« Le meilleur film jamais consacré à la police de Los Angeles. » C’est un spécialiste qui l’a dit, James Ellroy, lors d’un récent débat à la Cinémathèque française. On ne peut que lui donner raison. Carlotta permet enfin de revoir Les flics ne dorment pas la nuit (The New Centurions, 1972) en DVD et Blu-ray.
De retour aux Etats-Unis après trois tournages européens Fleischer réalise l’un de ses meilleurs films mais aussi l’un des plus beaux films américains des années 70, qui confirme une nouvelle fois le talent mais aussi l’acuité politique, l’humanisme du cinéaste.
A Los Angeles, une nouvelle recrue (Stacy Keach) de la police est associée à un vétéran (George C. Scott), pour les patrouilles de nuit. Les flics ne dorment pas la nuit est une chronique qui se déroule sur une durée de plusieurs mois, constituée de différents épisodes de la vie professionnelle, et parfois intime, d’un groupe de policiers à Los Angeles. La première vertu de ce film, c’est son réalisme et sa dimension prolétarienne. Fleischer montre, fait rare, la vie quotidienne des simples policiers en uniformes, qui arpentent la ville de jour comme de nuit, confrontés à la violence et à la misère sociale du monde moderne. Fleischer filme leur travail avec honnêteté, au ras du bitume, adoptant un style presque documentaire. Il n’a pas peur de se confronter au sordide et à briser certains tabous. Le jeune flic sombre dans l’alcoolisme et boit pendant son service. Une intervention révèle un cas dramatique de maltraitance sur un nourrisson. Une bavure policière ou la mort d’un flic dans la rue sont filmées comme des accidents aussi absurdes que tragiques.

Stacy Keach et George C. Scott dans Les flics ne dorment pas la nuit de Richard Fleischer
Fleischer filme aussi les doutes, les colères, les angoisses des flics sans sombrer dans la démagogie et sans jamais oublier l’importance de la dramaturgie, et encore moins la précision et l’élégance de la mise en scène.
La scène du suicide du personnage interprété par Scott, peu de temps après son départ en retraite, ne possède guère d’équivalent dans le cinéma américain. Comme si la poésie épique rencontrait la rubrique faits-divers.

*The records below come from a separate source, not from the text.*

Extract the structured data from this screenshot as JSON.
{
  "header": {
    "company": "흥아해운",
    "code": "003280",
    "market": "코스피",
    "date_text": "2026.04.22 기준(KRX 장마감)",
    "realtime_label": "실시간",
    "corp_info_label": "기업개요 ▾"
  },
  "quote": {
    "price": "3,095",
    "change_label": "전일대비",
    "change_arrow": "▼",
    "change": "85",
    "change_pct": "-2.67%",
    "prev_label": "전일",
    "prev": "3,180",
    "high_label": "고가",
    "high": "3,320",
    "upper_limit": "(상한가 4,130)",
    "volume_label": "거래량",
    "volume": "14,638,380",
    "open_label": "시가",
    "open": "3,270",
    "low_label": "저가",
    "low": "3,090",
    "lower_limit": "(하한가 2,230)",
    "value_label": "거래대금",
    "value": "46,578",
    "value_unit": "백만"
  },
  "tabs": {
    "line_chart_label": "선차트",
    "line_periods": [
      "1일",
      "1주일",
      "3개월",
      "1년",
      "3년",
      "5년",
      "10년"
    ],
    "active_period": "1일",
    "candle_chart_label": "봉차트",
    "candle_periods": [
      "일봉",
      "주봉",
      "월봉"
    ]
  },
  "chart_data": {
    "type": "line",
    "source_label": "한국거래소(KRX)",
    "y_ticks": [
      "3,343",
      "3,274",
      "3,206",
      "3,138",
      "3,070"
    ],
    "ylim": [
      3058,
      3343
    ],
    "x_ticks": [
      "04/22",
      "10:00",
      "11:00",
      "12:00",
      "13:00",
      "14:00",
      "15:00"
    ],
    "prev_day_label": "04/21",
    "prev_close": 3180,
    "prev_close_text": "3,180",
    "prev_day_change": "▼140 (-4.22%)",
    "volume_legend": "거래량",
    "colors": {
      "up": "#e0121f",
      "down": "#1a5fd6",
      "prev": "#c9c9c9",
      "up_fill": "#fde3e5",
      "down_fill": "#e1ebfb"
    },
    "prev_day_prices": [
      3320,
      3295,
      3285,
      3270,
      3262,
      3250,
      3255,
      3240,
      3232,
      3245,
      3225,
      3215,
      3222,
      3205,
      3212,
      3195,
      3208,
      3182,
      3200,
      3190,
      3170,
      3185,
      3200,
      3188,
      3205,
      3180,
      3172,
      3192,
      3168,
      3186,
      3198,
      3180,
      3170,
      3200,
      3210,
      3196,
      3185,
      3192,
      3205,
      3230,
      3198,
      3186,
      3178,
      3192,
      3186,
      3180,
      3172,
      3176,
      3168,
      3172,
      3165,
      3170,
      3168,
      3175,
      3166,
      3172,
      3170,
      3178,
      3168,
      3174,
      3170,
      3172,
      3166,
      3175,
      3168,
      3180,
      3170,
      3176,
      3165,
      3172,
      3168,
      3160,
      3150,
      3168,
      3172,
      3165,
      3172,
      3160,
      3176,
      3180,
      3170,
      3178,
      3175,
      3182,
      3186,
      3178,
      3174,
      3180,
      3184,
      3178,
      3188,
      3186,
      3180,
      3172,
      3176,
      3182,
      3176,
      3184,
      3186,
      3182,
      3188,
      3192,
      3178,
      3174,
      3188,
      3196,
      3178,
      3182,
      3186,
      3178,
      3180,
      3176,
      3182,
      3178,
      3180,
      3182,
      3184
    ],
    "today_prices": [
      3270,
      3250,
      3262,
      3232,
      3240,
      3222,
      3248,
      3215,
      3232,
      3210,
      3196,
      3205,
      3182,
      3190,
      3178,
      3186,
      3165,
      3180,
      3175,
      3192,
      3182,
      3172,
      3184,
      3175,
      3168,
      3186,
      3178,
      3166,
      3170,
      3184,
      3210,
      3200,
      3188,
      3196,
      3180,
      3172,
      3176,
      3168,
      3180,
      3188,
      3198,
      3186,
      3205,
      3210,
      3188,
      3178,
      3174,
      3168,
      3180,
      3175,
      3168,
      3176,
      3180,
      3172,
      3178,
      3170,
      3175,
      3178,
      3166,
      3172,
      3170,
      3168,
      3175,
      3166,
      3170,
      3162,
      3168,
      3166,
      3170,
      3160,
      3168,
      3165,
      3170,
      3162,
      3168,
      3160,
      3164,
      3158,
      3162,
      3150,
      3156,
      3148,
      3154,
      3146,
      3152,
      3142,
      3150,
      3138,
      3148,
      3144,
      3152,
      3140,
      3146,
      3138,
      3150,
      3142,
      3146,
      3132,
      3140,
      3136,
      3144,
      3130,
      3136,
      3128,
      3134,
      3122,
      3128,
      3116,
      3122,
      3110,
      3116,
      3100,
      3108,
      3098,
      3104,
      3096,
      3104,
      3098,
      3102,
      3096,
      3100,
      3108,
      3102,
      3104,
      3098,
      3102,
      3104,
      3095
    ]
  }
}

Le film est adapté – par le scénariste Stirling Silliphant – d’un roman de Joseph Wambaugh, écrivain qui avait été policier à la LAPD avant sa reconversion littéraire et compilait dans « The New Centurions » ses observations et ses souvenirs de patrouille de manière à peine romancée. Les flics ne dorment pas la nuit malgré quelques admirateurs éparpillés dans le monde, et dont le nombre devrait augmenter grâce à cette édition numérique française, n’a pas encore la réputation qu’il mérite. Il fut même à l’époque de sa sortie taxé de fascisme par la critique, à l’instar de L’Inspecteur Harry, parce qu’il s’intéressait au sort de la police en adoptant le point de vue d’une recrue idéaliste. Rien de plus faux et de plus stupide : le film de Fleischer ne possède pas l’ambigüité géniale du film de Don Siegel. Il est juste d’un pessimisme et d’une lucidité à la limite du supportable, et profondément humain.